Until now, Israeli support for Fatah has been covert to avoid embarrassing Abbas, who was elected last year. Israel's dilemma is that open support for any Palestinian leader invariably risks weakening him, and thus could backfire.
Moshe Elad, an Israeli reserve army colonel and former head of the army's liaison office with the Palestinians, said the government had decided it was pointless to keep its support for Abbas under wraps.
"Some argue that revealing such aid might aggravate tensions," he said.
"But the situation in the territories has already reached a boiling point."

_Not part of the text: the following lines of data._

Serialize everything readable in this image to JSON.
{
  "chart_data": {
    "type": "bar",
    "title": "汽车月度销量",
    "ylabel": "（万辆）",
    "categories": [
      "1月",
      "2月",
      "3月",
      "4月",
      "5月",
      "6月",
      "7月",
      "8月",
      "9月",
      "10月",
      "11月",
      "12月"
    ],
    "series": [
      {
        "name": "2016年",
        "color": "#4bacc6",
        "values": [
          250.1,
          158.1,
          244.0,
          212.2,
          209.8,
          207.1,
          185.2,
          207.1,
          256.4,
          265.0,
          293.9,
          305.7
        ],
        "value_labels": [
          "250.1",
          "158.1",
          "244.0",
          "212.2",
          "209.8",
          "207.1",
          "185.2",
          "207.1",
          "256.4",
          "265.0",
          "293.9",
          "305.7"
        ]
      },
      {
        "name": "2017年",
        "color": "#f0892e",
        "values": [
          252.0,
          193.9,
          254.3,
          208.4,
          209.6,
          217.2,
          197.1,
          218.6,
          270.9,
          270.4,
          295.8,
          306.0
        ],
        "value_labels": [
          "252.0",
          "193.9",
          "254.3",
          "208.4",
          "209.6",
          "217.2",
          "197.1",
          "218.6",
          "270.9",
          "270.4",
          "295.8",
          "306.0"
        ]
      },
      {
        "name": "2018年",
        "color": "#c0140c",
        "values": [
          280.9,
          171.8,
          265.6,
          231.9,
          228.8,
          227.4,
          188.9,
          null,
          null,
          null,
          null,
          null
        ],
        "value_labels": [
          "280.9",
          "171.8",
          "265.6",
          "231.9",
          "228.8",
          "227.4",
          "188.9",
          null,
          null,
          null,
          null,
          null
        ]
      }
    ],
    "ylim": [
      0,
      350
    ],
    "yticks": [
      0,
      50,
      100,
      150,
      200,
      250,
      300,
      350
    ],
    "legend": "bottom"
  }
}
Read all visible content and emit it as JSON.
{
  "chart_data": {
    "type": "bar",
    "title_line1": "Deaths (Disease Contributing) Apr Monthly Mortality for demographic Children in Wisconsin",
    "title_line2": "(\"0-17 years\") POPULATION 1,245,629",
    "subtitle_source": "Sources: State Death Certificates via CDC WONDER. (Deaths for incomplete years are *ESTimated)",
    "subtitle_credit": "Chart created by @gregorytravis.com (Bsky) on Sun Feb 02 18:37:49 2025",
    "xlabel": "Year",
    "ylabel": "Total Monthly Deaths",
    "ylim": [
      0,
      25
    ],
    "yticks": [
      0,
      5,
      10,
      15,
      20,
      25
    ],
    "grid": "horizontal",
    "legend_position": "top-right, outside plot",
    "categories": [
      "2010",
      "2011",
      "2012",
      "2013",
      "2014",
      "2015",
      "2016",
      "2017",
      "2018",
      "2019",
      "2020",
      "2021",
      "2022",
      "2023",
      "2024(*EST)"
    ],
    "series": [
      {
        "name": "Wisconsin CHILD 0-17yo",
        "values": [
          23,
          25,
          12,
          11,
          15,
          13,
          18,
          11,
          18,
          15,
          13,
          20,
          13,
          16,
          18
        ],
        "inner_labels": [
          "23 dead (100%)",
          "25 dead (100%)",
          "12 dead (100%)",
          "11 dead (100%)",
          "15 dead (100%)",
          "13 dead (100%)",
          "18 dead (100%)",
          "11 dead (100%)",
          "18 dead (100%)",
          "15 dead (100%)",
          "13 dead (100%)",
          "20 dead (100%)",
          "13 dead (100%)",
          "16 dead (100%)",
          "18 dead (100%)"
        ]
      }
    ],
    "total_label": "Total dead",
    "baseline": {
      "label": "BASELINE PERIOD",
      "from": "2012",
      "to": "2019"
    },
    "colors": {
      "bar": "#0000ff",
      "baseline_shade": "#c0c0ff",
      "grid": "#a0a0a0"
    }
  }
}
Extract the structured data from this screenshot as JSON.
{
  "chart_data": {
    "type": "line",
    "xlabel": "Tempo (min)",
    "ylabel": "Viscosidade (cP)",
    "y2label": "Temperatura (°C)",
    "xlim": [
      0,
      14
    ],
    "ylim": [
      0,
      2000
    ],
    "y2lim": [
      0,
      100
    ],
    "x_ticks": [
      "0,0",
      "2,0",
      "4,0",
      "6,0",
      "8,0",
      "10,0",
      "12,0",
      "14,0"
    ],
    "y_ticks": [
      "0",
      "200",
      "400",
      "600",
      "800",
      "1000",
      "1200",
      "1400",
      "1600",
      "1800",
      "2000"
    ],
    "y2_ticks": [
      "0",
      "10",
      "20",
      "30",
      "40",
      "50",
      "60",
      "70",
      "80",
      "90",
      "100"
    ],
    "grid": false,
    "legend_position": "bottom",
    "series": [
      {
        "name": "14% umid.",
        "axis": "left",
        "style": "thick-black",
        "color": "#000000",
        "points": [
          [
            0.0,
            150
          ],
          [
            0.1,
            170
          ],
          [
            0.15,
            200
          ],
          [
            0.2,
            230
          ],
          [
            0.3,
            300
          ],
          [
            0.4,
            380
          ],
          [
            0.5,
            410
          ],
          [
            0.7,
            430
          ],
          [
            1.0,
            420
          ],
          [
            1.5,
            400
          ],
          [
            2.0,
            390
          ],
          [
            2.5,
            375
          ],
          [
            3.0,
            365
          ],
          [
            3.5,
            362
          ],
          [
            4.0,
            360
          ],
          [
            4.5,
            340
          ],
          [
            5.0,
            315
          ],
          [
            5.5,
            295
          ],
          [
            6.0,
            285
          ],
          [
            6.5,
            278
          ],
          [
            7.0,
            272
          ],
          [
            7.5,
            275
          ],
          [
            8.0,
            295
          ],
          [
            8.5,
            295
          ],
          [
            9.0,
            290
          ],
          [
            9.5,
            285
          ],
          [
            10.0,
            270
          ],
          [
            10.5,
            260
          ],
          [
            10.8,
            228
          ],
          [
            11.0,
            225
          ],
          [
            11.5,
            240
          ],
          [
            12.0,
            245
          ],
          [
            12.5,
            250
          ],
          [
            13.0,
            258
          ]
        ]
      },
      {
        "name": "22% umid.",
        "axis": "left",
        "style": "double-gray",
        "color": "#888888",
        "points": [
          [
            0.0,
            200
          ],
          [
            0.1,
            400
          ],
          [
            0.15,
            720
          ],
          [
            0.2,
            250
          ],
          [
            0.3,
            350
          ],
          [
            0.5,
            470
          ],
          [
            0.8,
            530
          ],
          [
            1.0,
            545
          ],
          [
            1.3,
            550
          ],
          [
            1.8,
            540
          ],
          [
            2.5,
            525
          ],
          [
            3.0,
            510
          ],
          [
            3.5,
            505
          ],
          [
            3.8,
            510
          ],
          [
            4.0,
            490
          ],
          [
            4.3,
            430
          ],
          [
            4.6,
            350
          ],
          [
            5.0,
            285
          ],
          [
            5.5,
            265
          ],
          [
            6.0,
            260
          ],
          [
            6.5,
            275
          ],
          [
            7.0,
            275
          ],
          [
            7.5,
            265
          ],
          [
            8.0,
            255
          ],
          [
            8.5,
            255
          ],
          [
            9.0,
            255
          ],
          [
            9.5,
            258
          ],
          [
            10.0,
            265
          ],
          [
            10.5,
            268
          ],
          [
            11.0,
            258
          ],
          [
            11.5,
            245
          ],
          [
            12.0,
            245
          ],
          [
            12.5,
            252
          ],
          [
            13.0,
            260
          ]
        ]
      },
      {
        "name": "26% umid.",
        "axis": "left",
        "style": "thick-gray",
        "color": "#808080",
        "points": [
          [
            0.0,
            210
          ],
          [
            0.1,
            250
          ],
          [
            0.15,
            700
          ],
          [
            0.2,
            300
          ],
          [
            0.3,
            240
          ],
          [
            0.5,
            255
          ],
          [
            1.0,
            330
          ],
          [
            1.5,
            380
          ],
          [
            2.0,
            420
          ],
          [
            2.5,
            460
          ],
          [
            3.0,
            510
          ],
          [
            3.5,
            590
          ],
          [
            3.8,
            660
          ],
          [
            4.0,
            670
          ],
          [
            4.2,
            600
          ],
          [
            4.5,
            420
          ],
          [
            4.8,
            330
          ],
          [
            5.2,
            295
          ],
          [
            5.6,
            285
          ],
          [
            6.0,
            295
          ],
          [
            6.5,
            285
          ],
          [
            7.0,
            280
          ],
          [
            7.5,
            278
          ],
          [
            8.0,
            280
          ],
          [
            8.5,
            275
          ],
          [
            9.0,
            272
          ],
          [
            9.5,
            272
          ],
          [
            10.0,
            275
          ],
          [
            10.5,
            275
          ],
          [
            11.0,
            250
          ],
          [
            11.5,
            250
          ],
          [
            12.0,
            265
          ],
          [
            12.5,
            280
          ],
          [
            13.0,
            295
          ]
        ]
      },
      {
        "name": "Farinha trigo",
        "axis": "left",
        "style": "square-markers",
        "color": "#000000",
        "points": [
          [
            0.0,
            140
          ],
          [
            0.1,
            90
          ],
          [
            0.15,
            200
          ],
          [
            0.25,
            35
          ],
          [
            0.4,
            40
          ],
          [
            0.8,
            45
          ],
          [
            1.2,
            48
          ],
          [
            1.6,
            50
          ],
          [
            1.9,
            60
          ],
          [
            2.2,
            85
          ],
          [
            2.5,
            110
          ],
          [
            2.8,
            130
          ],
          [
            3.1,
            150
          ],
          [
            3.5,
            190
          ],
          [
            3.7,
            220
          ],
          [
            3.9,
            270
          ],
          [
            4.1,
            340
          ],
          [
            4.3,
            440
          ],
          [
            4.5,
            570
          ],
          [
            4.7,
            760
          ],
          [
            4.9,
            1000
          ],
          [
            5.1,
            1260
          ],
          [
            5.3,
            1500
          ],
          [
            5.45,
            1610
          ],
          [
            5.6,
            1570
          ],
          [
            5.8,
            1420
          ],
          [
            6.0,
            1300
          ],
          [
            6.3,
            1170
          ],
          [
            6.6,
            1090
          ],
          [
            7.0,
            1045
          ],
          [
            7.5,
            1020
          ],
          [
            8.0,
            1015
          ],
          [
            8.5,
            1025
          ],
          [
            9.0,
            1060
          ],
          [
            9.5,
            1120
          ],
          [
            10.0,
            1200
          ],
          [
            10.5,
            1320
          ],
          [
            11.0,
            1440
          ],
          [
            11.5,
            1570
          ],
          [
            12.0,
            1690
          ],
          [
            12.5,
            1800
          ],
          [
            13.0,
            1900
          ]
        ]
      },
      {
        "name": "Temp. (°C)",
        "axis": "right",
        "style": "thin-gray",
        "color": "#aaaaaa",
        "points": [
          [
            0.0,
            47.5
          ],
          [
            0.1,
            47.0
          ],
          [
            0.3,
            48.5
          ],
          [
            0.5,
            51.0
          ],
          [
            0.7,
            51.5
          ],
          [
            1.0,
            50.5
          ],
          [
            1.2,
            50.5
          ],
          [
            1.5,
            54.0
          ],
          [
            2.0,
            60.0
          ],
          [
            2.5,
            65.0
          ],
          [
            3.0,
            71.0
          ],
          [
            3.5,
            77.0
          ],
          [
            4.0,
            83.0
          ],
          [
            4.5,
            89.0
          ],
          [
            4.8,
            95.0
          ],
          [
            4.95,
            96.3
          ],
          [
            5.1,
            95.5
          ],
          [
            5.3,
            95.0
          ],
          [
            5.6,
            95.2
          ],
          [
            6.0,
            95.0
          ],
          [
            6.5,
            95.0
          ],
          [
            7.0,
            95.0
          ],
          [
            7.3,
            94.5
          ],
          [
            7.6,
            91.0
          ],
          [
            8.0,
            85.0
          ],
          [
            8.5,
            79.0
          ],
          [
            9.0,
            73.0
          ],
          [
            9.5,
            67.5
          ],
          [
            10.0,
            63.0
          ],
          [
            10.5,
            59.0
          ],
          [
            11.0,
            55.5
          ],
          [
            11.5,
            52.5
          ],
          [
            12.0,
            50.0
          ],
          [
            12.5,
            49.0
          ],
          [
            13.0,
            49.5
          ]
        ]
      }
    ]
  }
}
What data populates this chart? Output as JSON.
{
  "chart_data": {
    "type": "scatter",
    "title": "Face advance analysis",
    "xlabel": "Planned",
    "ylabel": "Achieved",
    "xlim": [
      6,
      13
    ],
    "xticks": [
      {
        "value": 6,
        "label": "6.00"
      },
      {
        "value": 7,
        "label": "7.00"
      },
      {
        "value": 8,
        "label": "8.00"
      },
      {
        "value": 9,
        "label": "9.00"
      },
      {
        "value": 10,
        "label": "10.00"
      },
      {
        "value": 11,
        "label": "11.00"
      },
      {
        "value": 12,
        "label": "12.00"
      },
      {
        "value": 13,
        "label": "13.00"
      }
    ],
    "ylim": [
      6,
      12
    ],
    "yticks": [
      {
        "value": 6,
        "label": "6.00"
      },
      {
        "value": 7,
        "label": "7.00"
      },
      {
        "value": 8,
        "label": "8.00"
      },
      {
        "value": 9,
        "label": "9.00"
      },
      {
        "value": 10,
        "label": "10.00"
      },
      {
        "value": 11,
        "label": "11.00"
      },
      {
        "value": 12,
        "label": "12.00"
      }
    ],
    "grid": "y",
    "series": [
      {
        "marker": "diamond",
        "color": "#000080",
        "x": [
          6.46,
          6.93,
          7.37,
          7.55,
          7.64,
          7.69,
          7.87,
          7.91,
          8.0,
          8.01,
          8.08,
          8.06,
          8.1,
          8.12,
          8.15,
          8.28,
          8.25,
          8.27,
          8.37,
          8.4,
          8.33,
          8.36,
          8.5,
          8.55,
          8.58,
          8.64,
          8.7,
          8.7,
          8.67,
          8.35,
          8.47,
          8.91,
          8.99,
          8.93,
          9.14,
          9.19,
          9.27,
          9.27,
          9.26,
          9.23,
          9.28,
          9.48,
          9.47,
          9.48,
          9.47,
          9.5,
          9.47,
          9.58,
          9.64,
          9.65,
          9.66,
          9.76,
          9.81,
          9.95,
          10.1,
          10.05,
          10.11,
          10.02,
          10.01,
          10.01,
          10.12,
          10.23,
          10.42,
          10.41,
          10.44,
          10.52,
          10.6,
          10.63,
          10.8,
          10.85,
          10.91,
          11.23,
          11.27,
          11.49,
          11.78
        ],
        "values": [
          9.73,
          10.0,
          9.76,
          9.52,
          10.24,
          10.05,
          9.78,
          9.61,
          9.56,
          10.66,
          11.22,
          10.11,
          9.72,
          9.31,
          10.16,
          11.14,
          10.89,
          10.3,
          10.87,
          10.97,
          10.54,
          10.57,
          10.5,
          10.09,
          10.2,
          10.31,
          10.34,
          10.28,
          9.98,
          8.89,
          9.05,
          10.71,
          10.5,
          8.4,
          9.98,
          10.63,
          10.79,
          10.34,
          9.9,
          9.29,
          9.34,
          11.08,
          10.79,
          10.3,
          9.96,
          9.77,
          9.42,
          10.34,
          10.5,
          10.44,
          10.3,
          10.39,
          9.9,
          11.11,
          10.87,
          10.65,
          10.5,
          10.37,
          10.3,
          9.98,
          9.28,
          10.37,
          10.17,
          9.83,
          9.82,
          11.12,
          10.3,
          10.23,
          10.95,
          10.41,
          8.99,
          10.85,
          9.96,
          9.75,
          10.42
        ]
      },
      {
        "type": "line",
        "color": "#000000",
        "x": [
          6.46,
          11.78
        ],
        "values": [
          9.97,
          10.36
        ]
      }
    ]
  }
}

It was not clear whether Abbas, under criticism from Hamas for seeking peace with Israel, wanted or even expected word of the arms shipment to be leaked.
An Abbas spokesman, Nabil abu Rudaineh, denied any arms delivery, even as the Agence France-Presse news agency quoted a Palestinian security official as confirming what the Israelis reported.
Hamas called the shipment an unwanted American and Israeli intervention in Palestinian affairs.
"These weapons will not affect Hamas' power, which comes from the people," said Ismail Radwan, a spokesman.
"And our people are not going to be driven into a civil war that is going to benefit only the Zionist enemy."
Another risk for Israel is that the weapons will end up with Hamas, which is sworn to the Jewish state's destruction. After the Palestinian Authority was created by the Oslo peace accords in the 1990s, Israel authorized the arming of a 30,000-member Palestinian security force.
Many of those weapons ended up in the hands of militants who rose up against Israel in 2000 as talks on a final peace settlement broke down. Critics of this week's arms shipment cautioned that history could repeat itself.
"We have encountered these guns before," said Yiftah Ron-Tal, a former Israeli army general.
"I would be very careful about providing Palestinians with weapons that could be pointed at us in the future."
Special correspondent Maher Abukhater in Ramallah, West Bank, contributed to this report.